The Soviet Union lodged a "resolute protest" over the expulsion of a military attache allegedly involved in a spy operation aimed at learning how the U.S. government protects computer secrets.

Lt. Col. Yuriy Nikolayevich Pakhtusov, 35, was told to leave Thursday. An FBI investigation had led to his arrest Wednesday night, just a day after the Bush administration opened a high-level dialogue with the Soviet Union.Pakhtusov was described by a U.S. source as a significant catch because he is a member of the Red Army's GRU intelligence arm. One official said Pakhtusov was caught "red-handed."

But the Soviet Embassy issued a statement saying the expulsion order "could be only qualified as a deliberate provocation against a Soviet diplomatic official."

It denied that Pakhtusov engaged in any wrongdoing and said the embassy has lodged a "resolute protest" with the State Department.

State Department press officer Dennis Harter said the Soviet Embassy was informed that Pakhtusov was being expelled for "activities incompatible with his diplomatic status."
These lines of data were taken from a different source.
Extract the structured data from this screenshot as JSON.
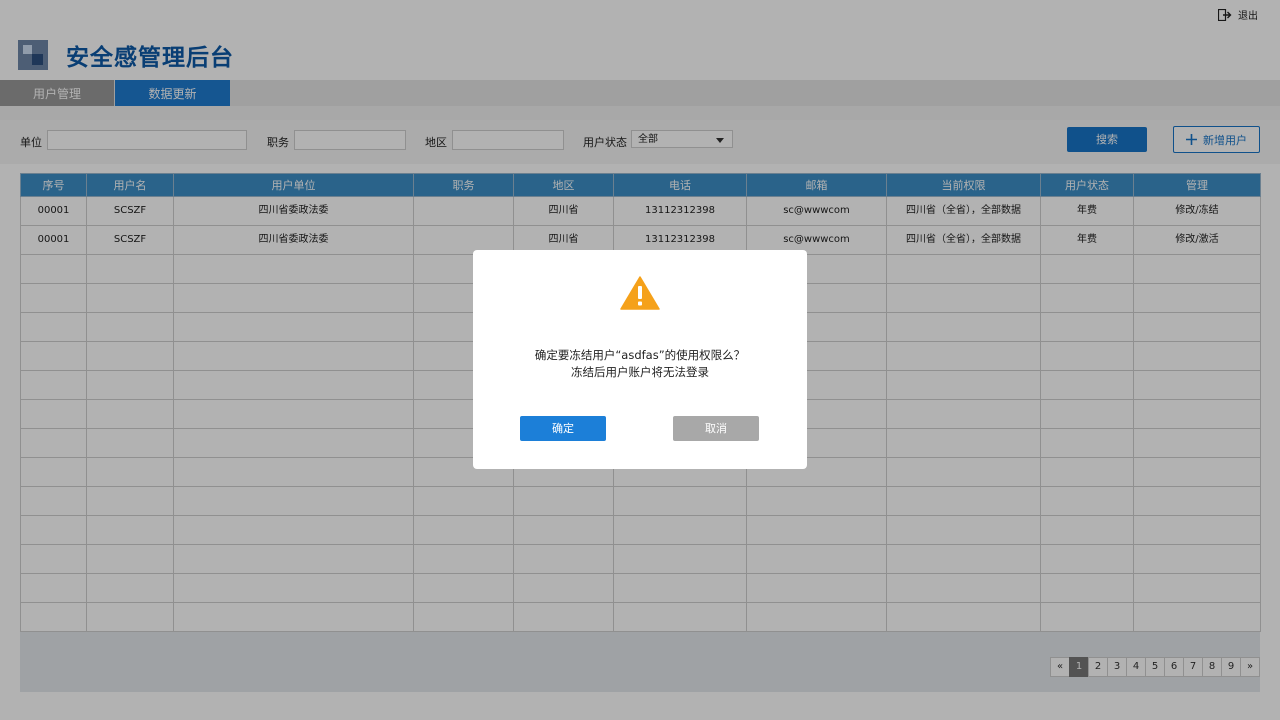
{
  "header": {
    "logout_label": "退出",
    "title": "安全感管理后台"
  },
  "tabs": [
    {
      "label": "用户管理"
    },
    {
      "label": "数据更新"
    }
  ],
  "filter": {
    "unit_label": "单位",
    "position_label": "职务",
    "region_label": "地区",
    "status_label": "用户状态",
    "status_value": "全部",
    "search_button": "搜索",
    "add_button": "新增用户"
  },
  "table": {
    "columns": [
      "序号",
      "用户名",
      "用户单位",
      "职务",
      "地区",
      "电话",
      "邮箱",
      "当前权限",
      "用户状态",
      "管理"
    ],
    "rows": [
      [
        "00001",
        "SCSZF",
        "四川省委政法委",
        "",
        "四川省",
        "13112312398",
        "sc@wwwcom",
        "四川省（全省），全部数据",
        "年费",
        "修改/冻结"
      ],
      [
        "00001",
        "SCSZF",
        "四川省委政法委",
        "",
        "四川省",
        "13112312398",
        "sc@wwwcom",
        "四川省（全省），全部数据",
        "年费",
        "修改/激活"
      ]
    ]
  },
  "pager": {
    "prev": "«",
    "pages": [
      "1",
      "2",
      "3",
      "4",
      "5",
      "6",
      "7",
      "8",
      "9"
    ],
    "next": "»",
    "current": "1"
  },
  "dialog": {
    "line1": "确定要冻结用户“asdfas”的使用权限么？",
    "line2": "冻结后用户账户将无法登录",
    "confirm": "确定",
    "cancel": "取消"
  },
  "colors": {
    "brand": "#0d5aa7",
    "accent": "#1774c8",
    "table_header": "#3d8fc6",
    "warning": "#f5a11a"
  }
}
According to one government source, Pakhtusov was asked to leave by Saturday.

Soviet Foreign Ministry spokesman Gennady I. Gerasimov called the expulsion a "gross provocation" at a regularly scheduled news briefing Friday in Moscow, but he did not announce any retaliatory Soviet action.

He said "the U.S. side is assuming all the responsibilities" of the decision to expel Pakhtusov.